How to enable distributed tracing (Traceparent)?

Hi!

Im working for a big organisation where we barely even know what application talks to what application and in what order. Its many times not in a logical flow, more of a spiderweb.

And now we want to enable distributed tracing. I have read the guides but i practically dont know how to roll this out in the organisation? Do we have to know the flow or is it an easy way around this?

Im reading this guide.

Please advice here. Is it as simple as setting the traceparent on the first receiving node on all outgoing traffic we attach traceparent as metadata and all other systems read incoming traffic for a traceparent and relate their transactions to this parent? All subsystems are setup the same way?

When system B talks to system C (if we consider the scenario in the link) is the traceparent still there? Doesnt need to be set again?

And is any system between elastic for example application insights which is wc3 compliant ok to have in this flow as long as its setup for distributed tracing?

Nice to meet you urbanalho, thanks for your questions.

Before we get to your specific questions -- here's a few broad concepts.

By default, if you're using standard HTTP(S) based services in your organization Elastic's APM products will automatically inject and read the traceparent header for you. You don't need to do anything extra. Service A talks to Service B talks to Service C. As long as the services are HTTP based the header propagation will happen automatically.

The document you linked outlines a few exceptions that.

First -- if you want to trace requests starting from browser based ajax/XHR requests, then you'll need to take the additional steps outlined on that page related to the javascript RUM agent.

Second -- if you have specialized services that are NOT HTTP(s) based Elastic APM agents will not automatically create transaction or trace those nodes. In these cases your teams will need to manually instrument these services by starting and stopping transactions, which includes reading the traceparent headers. You can read about a specific example of this in the Distributed tracing and messaging queues docs.

With that context set ...

I have read the guides but i practically don't know how to roll this out in the organisation? Do we have to know the flow or is it an easy way around this?

You don't need to know the flow. You just need to identify your services.

Step one will be installing the agents into your services. This will get your 80% of the way there. For some customers this is all that's needed.

Step two will be identifying teams with services that aren't HTTP based and having them write startTransaction instrumentations snippets. This is often an ongoing process as you and your org decide which services need to be traced.

Step three is having your teams instrument new non-http services by default.

Is it as simple as setting the traceparent on the first receiving node on all outgoing traffic we attach traceparent as metadata and all other systems read incoming traffic for a traceparent and relate their transactions to this parent?

As mentioned Elastic handles setting the traceparent on the nodes for you with HTTP based services.

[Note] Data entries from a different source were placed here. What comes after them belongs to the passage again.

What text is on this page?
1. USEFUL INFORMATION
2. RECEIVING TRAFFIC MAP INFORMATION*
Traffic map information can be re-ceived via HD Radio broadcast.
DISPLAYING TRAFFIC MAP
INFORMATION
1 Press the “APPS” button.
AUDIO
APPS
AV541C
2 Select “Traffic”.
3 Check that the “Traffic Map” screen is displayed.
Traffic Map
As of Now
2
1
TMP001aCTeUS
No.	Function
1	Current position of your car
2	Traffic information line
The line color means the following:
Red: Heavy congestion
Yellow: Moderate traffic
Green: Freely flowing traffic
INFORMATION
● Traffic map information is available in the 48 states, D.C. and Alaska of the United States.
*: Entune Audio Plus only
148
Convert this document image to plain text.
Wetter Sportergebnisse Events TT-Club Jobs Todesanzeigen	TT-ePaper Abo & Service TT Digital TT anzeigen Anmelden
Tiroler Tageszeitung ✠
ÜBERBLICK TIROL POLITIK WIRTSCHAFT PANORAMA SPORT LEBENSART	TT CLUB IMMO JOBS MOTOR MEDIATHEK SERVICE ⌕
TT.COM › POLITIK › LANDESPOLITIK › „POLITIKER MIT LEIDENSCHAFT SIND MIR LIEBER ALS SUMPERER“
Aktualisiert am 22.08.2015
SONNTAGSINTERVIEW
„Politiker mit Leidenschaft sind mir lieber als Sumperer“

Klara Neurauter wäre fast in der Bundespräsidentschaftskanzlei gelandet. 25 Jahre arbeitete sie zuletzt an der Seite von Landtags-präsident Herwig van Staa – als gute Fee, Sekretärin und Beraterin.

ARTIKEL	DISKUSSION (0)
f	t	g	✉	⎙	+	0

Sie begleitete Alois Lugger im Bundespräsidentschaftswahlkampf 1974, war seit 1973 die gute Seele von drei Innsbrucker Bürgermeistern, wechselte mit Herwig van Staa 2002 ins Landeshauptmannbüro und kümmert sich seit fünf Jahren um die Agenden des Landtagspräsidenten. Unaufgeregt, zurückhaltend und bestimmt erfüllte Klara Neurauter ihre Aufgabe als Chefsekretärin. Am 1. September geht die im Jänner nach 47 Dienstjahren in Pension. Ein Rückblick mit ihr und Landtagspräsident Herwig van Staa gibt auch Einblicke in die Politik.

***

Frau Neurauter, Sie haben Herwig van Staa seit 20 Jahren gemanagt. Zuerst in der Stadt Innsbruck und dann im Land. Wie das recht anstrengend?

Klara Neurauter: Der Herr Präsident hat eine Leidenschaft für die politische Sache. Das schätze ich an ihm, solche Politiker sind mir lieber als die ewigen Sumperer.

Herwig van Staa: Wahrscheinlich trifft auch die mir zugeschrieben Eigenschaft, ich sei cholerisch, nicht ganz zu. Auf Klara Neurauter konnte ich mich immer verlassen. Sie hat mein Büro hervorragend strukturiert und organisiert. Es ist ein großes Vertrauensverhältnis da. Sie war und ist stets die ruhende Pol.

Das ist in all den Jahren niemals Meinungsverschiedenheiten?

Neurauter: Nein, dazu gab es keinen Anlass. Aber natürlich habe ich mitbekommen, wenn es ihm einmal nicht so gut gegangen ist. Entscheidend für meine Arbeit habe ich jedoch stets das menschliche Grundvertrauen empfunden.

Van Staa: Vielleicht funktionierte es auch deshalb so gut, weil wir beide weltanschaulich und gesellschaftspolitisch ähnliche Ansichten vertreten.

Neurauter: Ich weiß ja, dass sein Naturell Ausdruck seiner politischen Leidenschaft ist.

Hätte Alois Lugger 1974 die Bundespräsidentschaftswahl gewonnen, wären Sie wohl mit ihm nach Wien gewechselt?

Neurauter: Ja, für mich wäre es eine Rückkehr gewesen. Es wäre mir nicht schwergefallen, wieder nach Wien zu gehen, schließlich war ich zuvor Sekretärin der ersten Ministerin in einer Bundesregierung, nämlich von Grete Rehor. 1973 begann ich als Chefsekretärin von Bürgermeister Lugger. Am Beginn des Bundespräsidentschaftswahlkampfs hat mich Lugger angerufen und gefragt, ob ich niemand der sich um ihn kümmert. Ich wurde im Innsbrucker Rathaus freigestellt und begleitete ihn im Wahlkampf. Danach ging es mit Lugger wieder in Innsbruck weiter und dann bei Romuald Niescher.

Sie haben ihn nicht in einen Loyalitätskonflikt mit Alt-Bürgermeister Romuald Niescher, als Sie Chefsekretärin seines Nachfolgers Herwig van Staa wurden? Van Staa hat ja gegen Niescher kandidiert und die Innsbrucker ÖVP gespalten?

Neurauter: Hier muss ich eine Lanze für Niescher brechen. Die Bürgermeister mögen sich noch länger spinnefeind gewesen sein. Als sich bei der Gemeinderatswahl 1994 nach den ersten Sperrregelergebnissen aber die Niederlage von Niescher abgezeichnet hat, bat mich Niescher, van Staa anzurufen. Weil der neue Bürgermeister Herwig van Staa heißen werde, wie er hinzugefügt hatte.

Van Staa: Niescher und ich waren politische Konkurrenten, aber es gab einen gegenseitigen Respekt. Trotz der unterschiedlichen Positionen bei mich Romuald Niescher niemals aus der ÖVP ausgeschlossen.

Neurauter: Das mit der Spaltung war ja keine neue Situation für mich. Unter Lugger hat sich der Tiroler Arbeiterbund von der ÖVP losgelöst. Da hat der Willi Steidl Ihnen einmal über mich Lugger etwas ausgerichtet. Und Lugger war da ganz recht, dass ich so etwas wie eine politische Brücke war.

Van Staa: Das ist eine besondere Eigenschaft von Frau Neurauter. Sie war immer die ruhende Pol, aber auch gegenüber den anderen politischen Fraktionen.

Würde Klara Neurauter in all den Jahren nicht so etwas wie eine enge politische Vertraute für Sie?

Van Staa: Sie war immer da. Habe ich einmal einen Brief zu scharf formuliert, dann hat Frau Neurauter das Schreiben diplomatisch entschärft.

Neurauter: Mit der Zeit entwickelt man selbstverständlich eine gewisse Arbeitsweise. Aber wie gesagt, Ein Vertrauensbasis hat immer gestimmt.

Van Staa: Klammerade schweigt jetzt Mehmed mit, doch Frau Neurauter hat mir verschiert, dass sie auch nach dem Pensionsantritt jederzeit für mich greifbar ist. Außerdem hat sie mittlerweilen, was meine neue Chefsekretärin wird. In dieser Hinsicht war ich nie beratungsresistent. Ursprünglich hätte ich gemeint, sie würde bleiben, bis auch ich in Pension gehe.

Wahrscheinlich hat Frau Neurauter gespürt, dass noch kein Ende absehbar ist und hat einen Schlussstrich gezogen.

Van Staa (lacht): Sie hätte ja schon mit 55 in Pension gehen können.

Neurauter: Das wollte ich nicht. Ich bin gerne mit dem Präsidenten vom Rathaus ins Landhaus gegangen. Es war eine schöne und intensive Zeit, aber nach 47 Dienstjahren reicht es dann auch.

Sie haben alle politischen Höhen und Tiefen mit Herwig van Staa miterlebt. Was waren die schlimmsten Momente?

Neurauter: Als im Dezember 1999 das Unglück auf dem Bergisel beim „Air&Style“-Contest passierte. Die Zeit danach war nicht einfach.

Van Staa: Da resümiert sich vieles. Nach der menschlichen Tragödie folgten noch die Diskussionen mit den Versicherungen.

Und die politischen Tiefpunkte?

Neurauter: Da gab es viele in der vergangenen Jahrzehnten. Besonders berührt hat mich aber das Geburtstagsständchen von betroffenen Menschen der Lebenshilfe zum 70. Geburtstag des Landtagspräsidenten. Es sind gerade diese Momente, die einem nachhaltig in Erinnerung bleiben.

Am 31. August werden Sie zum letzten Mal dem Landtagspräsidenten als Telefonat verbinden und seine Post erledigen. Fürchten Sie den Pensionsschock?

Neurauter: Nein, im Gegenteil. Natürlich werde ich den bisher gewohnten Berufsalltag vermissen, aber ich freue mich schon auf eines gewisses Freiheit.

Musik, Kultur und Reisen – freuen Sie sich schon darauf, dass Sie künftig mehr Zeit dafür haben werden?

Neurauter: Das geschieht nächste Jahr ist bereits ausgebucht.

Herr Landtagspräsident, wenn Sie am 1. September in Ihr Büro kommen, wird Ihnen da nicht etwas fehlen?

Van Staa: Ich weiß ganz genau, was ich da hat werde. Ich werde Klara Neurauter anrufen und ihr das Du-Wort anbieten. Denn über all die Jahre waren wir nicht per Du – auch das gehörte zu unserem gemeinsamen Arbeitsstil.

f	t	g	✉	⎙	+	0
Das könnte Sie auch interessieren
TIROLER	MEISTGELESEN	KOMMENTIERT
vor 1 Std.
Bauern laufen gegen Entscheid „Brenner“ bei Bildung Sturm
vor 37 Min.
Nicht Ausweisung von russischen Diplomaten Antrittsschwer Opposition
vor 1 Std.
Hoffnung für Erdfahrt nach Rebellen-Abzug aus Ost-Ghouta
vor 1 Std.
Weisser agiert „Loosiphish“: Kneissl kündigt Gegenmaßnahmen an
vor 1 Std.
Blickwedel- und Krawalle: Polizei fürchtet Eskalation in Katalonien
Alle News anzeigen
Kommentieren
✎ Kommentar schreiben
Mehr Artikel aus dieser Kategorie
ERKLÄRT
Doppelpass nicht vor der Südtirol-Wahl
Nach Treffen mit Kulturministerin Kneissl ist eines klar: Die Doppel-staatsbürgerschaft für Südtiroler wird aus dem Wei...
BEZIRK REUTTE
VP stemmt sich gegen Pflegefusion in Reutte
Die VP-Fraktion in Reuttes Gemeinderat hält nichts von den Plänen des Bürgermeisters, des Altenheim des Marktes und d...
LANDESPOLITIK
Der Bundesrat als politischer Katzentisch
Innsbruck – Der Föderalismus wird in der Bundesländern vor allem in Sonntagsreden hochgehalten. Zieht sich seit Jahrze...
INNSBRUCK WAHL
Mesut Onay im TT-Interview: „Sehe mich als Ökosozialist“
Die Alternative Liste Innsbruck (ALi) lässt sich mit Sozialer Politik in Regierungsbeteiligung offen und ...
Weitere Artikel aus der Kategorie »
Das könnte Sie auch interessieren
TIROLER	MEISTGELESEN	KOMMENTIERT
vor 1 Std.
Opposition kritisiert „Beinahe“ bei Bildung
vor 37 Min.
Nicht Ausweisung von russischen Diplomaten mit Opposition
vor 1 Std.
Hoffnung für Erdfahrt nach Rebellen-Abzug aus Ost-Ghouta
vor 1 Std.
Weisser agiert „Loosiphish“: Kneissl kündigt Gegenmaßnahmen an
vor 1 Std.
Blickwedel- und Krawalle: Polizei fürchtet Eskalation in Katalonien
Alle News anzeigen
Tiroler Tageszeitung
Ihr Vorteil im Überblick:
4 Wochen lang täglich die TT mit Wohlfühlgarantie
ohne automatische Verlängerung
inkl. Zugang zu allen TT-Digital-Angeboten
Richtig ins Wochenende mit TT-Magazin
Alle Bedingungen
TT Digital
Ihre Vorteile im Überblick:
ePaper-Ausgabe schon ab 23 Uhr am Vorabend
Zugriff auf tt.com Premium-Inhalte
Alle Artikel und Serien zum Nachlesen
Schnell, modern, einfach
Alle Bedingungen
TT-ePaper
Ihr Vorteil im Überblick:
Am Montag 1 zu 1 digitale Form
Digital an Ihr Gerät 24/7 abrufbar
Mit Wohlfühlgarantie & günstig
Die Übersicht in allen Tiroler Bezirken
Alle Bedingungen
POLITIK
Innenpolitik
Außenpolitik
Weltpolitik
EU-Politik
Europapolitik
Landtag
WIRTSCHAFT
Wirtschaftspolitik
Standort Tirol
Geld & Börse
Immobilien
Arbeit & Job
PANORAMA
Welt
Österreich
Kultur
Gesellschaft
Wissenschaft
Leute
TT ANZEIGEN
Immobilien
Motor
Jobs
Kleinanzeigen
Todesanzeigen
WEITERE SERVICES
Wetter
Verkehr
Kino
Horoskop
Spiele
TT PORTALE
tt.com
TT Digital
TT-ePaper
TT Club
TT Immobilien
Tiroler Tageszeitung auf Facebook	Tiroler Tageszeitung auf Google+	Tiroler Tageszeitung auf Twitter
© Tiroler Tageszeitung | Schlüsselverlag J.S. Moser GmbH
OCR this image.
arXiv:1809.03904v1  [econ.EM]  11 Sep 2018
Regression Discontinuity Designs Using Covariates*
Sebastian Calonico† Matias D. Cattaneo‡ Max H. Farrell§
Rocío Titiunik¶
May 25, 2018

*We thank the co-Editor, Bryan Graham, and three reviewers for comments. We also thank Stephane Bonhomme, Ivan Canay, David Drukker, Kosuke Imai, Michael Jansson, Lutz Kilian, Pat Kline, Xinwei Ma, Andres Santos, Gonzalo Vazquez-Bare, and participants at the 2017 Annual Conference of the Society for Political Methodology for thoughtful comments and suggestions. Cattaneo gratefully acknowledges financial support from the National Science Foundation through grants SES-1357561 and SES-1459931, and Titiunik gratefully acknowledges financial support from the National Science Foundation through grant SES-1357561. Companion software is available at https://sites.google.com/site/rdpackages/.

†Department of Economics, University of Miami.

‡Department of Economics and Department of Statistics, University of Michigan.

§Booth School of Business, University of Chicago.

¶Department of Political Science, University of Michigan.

If the service is not HTTP based you'll need to either set an initial traceparent, or read the existing traceparent.

All subsystems are setup the same way?

Yes. Either you do nothing (HTTP based services) or you have your service originate or read/pass-on on the traceparent.

When system B talks to system C (if we consider the scenario in the link) is the traceparent still there? Doesnt need to be set again?

If these services are HTTP based, you need to do nothing. If the services are not HTTP based, you will need to manually start a transaction. When you manually start a transaction you'll look for the trace parent header. If it's not there, you'll start a transaction without it (which will originate a new traceparent). If it is there, you'll start a transaction by passing that traceparent header in when you start the transaction.

And is any system between elastic for example application insights which is wc3 compliant ok to have in this flow as long as its setup for distributed tracing?

It should be? Although, to be honest the above statement is a little broad and I don't know that I understand it. What I can say is elastic's traceparent and tracestate headers implement the W3C standards for tracecontext.

Phew! I think that covers it. If there's still gaps in your understanding let us know and we'll do our best to get your sorted.

Thanks for really good answers. Wow. Thanks for time and effort, i buy you a beer or five if you come to gothenburg. 5 thumbs up!

This topic was automatically closed 20 days after the last reply. New replies are no longer allowed.